In a letter explaining the decision, representatives for the fire protection association said removing the test before understanding how it could affect the moisture barrier could pose serious risks to firefighter safety. They also said the issue of PFAS in turnout gear will be considered by a task force to make a later recommendation.
“The Council notes that all parties in favor and against this appeal agreed that [opponents to the standard] raise timely, important issues, therefore the Council directs that the progressing Task Group work on this issue be expedited.”
Mitchell called the explanation “nonsense.”
“I think that comes straight out of the industry playbook that we've seen for years dating back to the tobacco industry and climate change deniers and the chemical industry,” he said. “They use fear to try to protect their products and protect themselves from liability, and that's what they've done here. So it is nonsense. I think the standard is already endangering firefighters and that's what we were trying to change.”
Ayesha Khan, whose husband is a firefighter on Nantucket, formed the Nantucket PFAS action group after her husband was diagnosed with testicular cancer at age 38. She said her group has already secured funding to buy PFAS-free gear for Nantucket firefighters if the association had approved the change.

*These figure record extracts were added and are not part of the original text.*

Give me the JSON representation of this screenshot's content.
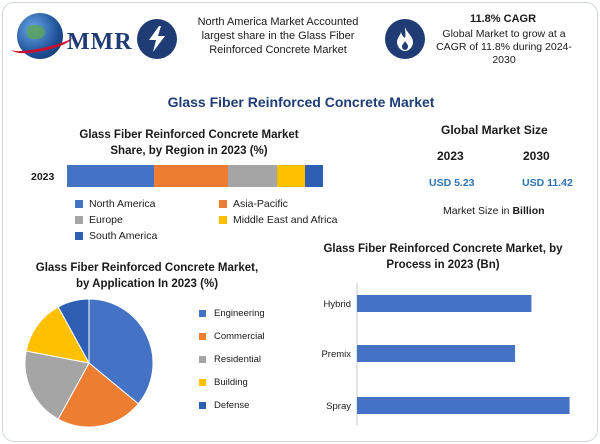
{
  "header": {
    "logo_text": "MMR",
    "box1_text": "North America Market Accounted largest share in the Glass Fiber Reinforced Concrete Market",
    "box2_title": "11.8% CAGR",
    "box2_text": "Global Market to grow at a CAGR of 11.8% during 2024-2030",
    "box1_icon": "lightning-icon",
    "box2_icon": "flame-icon"
  },
  "main_title": "Glass Fiber Reinforced Concrete Market",
  "market_size": {
    "title": "Global Market Size",
    "year1": "2023",
    "year2": "2030",
    "value1": "USD 5.23",
    "value2": "USD 11.42",
    "note_prefix": "Market Size in ",
    "note_bold": "Billion"
  },
  "colors": {
    "north_america": "#4472c4",
    "asia_pacific": "#ed7d31",
    "europe": "#a5a5a5",
    "mea": "#ffc000",
    "south_america": "#2f5fb3",
    "hbar": "#4472c4"
  },
  "chart_data": [
    {
      "type": "bar",
      "orientation": "horizontal-stacked",
      "title": "Glass Fiber Reinforced Concrete Market Share, by Region in 2023 (%)",
      "categories": [
        "2023"
      ],
      "series": [
        {
          "name": "North America",
          "values": [
            34
          ]
        },
        {
          "name": "Asia-Pacific",
          "values": [
            29
          ]
        },
        {
          "name": "Europe",
          "values": [
            19
          ]
        },
        {
          "name": "Middle East and Africa",
          "values": [
            11
          ]
        },
        {
          "name": "South America",
          "values": [
            7
          ]
        }
      ],
      "xlim": [
        0,
        100
      ],
      "legend": "bottom"
    },
    {
      "type": "pie",
      "title": "Glass Fiber Reinforced Concrete Market, by Application In 2023 (%)",
      "labels": [
        "Engineering",
        "Commercial",
        "Residential",
        "Building",
        "Defense"
      ],
      "values": [
        36,
        22,
        20,
        14,
        8
      ],
      "colors": [
        "#4472c4",
        "#ed7d31",
        "#a5a5a5",
        "#ffc000",
        "#2f5fb3"
      ],
      "legend": "right"
    },
    {
      "type": "bar",
      "orientation": "horizontal",
      "title": "Glass Fiber Reinforced Concrete Market, by Process in 2023 (Bn)",
      "categories": [
        "Hybrid",
        "Premix",
        "Spray"
      ],
      "values": [
        1.6,
        1.45,
        1.95
      ],
      "xlim": [
        0,
        2.0
      ],
      "grid": false
    }
  ]
}
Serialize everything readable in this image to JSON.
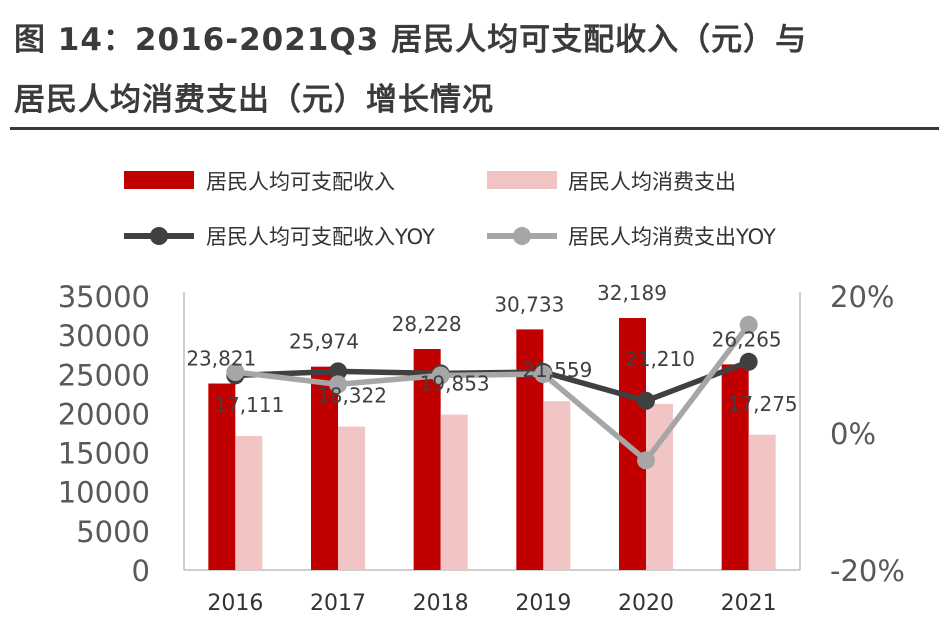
{
  "title_line1": "图 14：2016-2021Q3 居民人均可支配收入（元）与",
  "title_line2": "居民人均消费支出（元）增长情况",
  "colors": {
    "income_bar": "#c00000",
    "consumption_bar": "#f2c4c4",
    "income_yoy": "#404040",
    "consumption_yoy": "#a6a6a6",
    "axis_text": "#595959"
  },
  "chart_data": {
    "type": "bar",
    "categories": [
      "2016",
      "2017",
      "2018",
      "2019",
      "2020",
      "2021"
    ],
    "series": [
      {
        "name": "居民人均可支配收入",
        "kind": "bar",
        "axis": "left",
        "values": [
          23821,
          25974,
          28228,
          30733,
          32189,
          26265
        ],
        "labels": [
          "23,821",
          "25,974",
          "28,228",
          "30,733",
          "32,189",
          "26,265"
        ]
      },
      {
        "name": "居民人均消费支出",
        "kind": "bar",
        "axis": "left",
        "values": [
          17111,
          18322,
          19853,
          21559,
          21210,
          17275
        ],
        "labels": [
          "17,111",
          "18,322",
          "19,853",
          "21,559",
          "21,210",
          "17,275"
        ]
      },
      {
        "name": "居民人均可支配收入YOY",
        "kind": "line",
        "axis": "right",
        "values": [
          0.084,
          0.09,
          0.087,
          0.089,
          0.047,
          0.104
        ]
      },
      {
        "name": "居民人均消费支出YOY",
        "kind": "line",
        "axis": "right",
        "values": [
          0.089,
          0.071,
          0.084,
          0.086,
          -0.04,
          0.158
        ]
      }
    ],
    "y_left": {
      "min": 0,
      "max": 35000,
      "ticks": [
        "0",
        "5000",
        "10000",
        "15000",
        "20000",
        "25000",
        "30000",
        "35000"
      ]
    },
    "y_right": {
      "min": -0.2,
      "max": 0.2,
      "ticks": [
        "-20%",
        "0%",
        "20%"
      ]
    },
    "legend_position": "top",
    "grid": false
  }
}
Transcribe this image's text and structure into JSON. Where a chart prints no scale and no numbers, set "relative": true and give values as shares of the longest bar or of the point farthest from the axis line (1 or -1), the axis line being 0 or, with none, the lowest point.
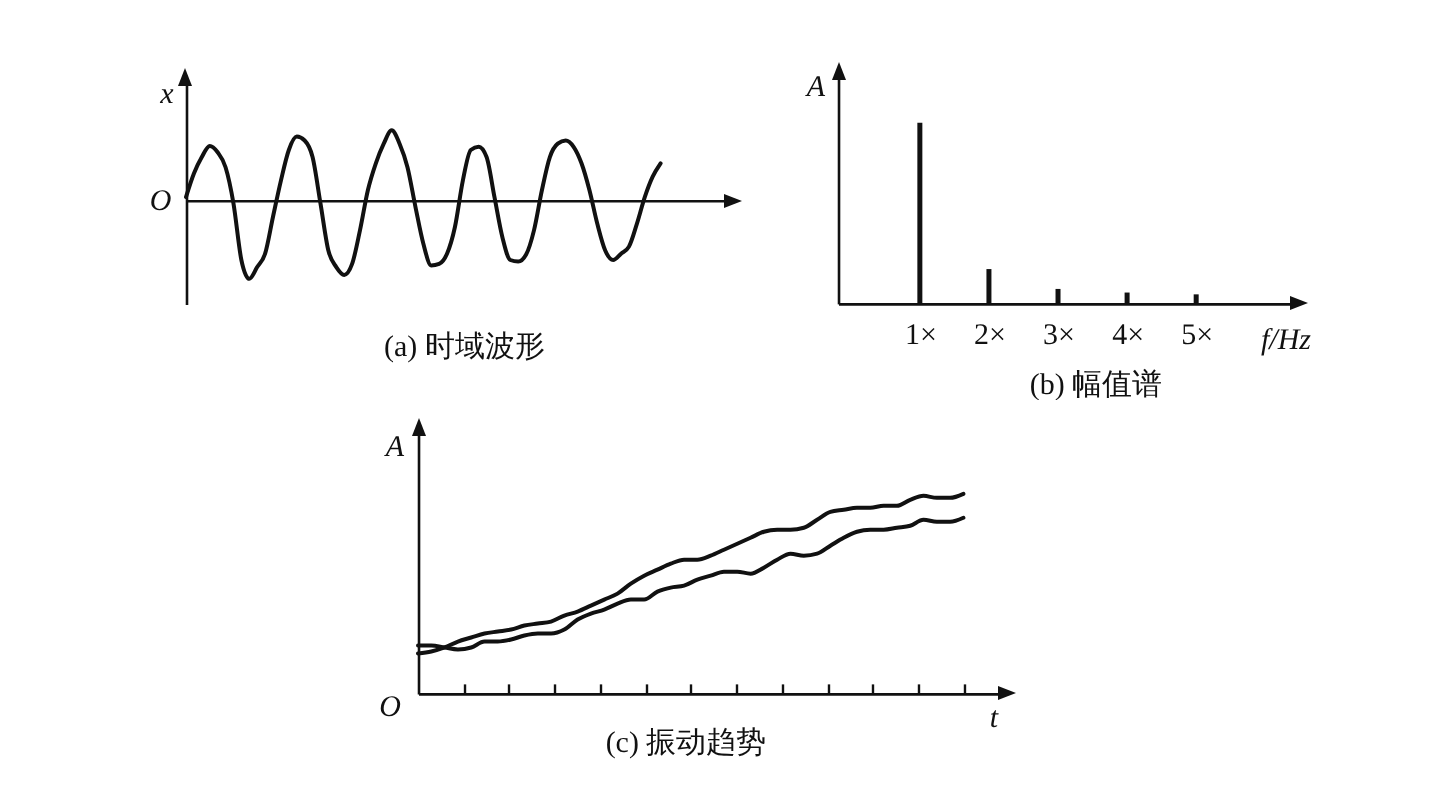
{
  "chart_data": [
    {
      "type": "line",
      "title": "(a) 时域波形",
      "ylabel": "x",
      "annotations": [
        "O"
      ],
      "relative": true,
      "color": "#111111",
      "categories": [
        null,
        null,
        null,
        null,
        null,
        null,
        null,
        null,
        null,
        null,
        null,
        null,
        null,
        null,
        null,
        null,
        null,
        null,
        null,
        null,
        null,
        null,
        null,
        null,
        null,
        null,
        null,
        null,
        null,
        null,
        null,
        null,
        null,
        null,
        null,
        null,
        null,
        null,
        null,
        null,
        null,
        null,
        null,
        null,
        null,
        null,
        null,
        null,
        null,
        null,
        null,
        null,
        null,
        null,
        null,
        null,
        null,
        null,
        null,
        null,
        null
      ],
      "values": [
        0.04,
        0.34,
        0.55,
        0.69,
        0.61,
        0.42,
        -0.04,
        -0.76,
        -1,
        -0.85,
        -0.68,
        -0.21,
        0.25,
        0.64,
        0.81,
        0.76,
        0.55,
        -0.04,
        -0.64,
        -0.85,
        -0.95,
        -0.81,
        -0.38,
        0.13,
        0.47,
        0.72,
        0.89,
        0.72,
        0.42,
        -0.08,
        -0.55,
        -0.83,
        -0.81,
        -0.68,
        -0.34,
        0.25,
        0.64,
        0.68,
        0.55,
        0.04,
        -0.47,
        -0.76,
        -0.78,
        -0.69,
        -0.38,
        0.13,
        0.55,
        0.72,
        0.76,
        0.68,
        0.47,
        0.13,
        -0.3,
        -0.64,
        -0.76,
        -0.68,
        -0.59,
        -0.3,
        0.04,
        0.3,
        0.47
      ]
    },
    {
      "type": "bar",
      "title": "(b) 幅值谱",
      "xlabel": "f/Hz",
      "ylabel": "A",
      "relative": true,
      "color": "#111111",
      "categories": [
        "1×",
        "2×",
        "3×",
        "4×",
        "5×"
      ],
      "values": [
        1,
        0.19,
        0.08,
        0.06,
        0.05
      ]
    },
    {
      "type": "line",
      "title": "(c) 振动趋势",
      "xlabel": "t",
      "ylabel": "A",
      "annotations": [
        "O"
      ],
      "relative": true,
      "categories": [
        null,
        null,
        null,
        null,
        null,
        null,
        null,
        null,
        null,
        null,
        null,
        null,
        null,
        null,
        null,
        null,
        null,
        null,
        null,
        null,
        null,
        null,
        null,
        null,
        null,
        null,
        null,
        null,
        null,
        null,
        null,
        null,
        null,
        null,
        null,
        null,
        null,
        null,
        null,
        null,
        null,
        null
      ],
      "series": [
        {
          "color": "#111111",
          "values": [
            0.2,
            0.21,
            0.23,
            0.26,
            0.28,
            0.3,
            0.31,
            0.32,
            0.34,
            0.35,
            0.36,
            0.39,
            0.41,
            0.44,
            0.47,
            0.5,
            0.55,
            0.59,
            0.62,
            0.65,
            0.67,
            0.67,
            0.69,
            0.72,
            0.75,
            0.78,
            0.81,
            0.82,
            0.82,
            0.83,
            0.87,
            0.91,
            0.92,
            0.93,
            0.93,
            0.94,
            0.94,
            0.97,
            0.99,
            0.98,
            0.98,
            1
          ]
        },
        {
          "color": "#111111",
          "values": [
            0.24,
            0.24,
            0.23,
            0.22,
            0.23,
            0.26,
            0.26,
            0.27,
            0.29,
            0.3,
            0.3,
            0.32,
            0.37,
            0.4,
            0.42,
            0.45,
            0.47,
            0.47,
            0.51,
            0.53,
            0.54,
            0.57,
            0.59,
            0.61,
            0.61,
            0.6,
            0.63,
            0.67,
            0.7,
            0.69,
            0.7,
            0.74,
            0.78,
            0.81,
            0.82,
            0.82,
            0.83,
            0.84,
            0.87,
            0.86,
            0.86,
            0.88
          ]
        }
      ]
    }
  ]
}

Now, they will move forward with buying more low-PFAS gear.
“What [the decision] means, for me, is that my husband will continue to wear gear with PFAS in it while he's in remission from testicular cancer and that sucks,” she said. “It doesn't feel comforting or protective of his health by any means.”
The group had already helped five firefighters on Nantucket become among the first in the nation to use turnout gear with an outer layer that is completely free of PFAS. Mitchell said his support for the effort was inspired by the health problems of his colleagues; in the last few years, he said, around 15 to 20 current and former Nantucket firefighters have been diagnosed with cancers associated with high PFAS exposure.
“We have been awaiting this NFPA decision in the hopes that within a few months to a year, we'd be able to replace all of the gear and go completely PFAS-free, but we still don't know when that's going to happen,” he said. “So we will be buying the lower PFAS gear, which at least will start to reduce some of the exposure to our firefighters.”
Khan said she and a coalition of other anti-PFAS activists will be meeting this week to discuss next steps.
“We aren’t giving up,” Mitchell said.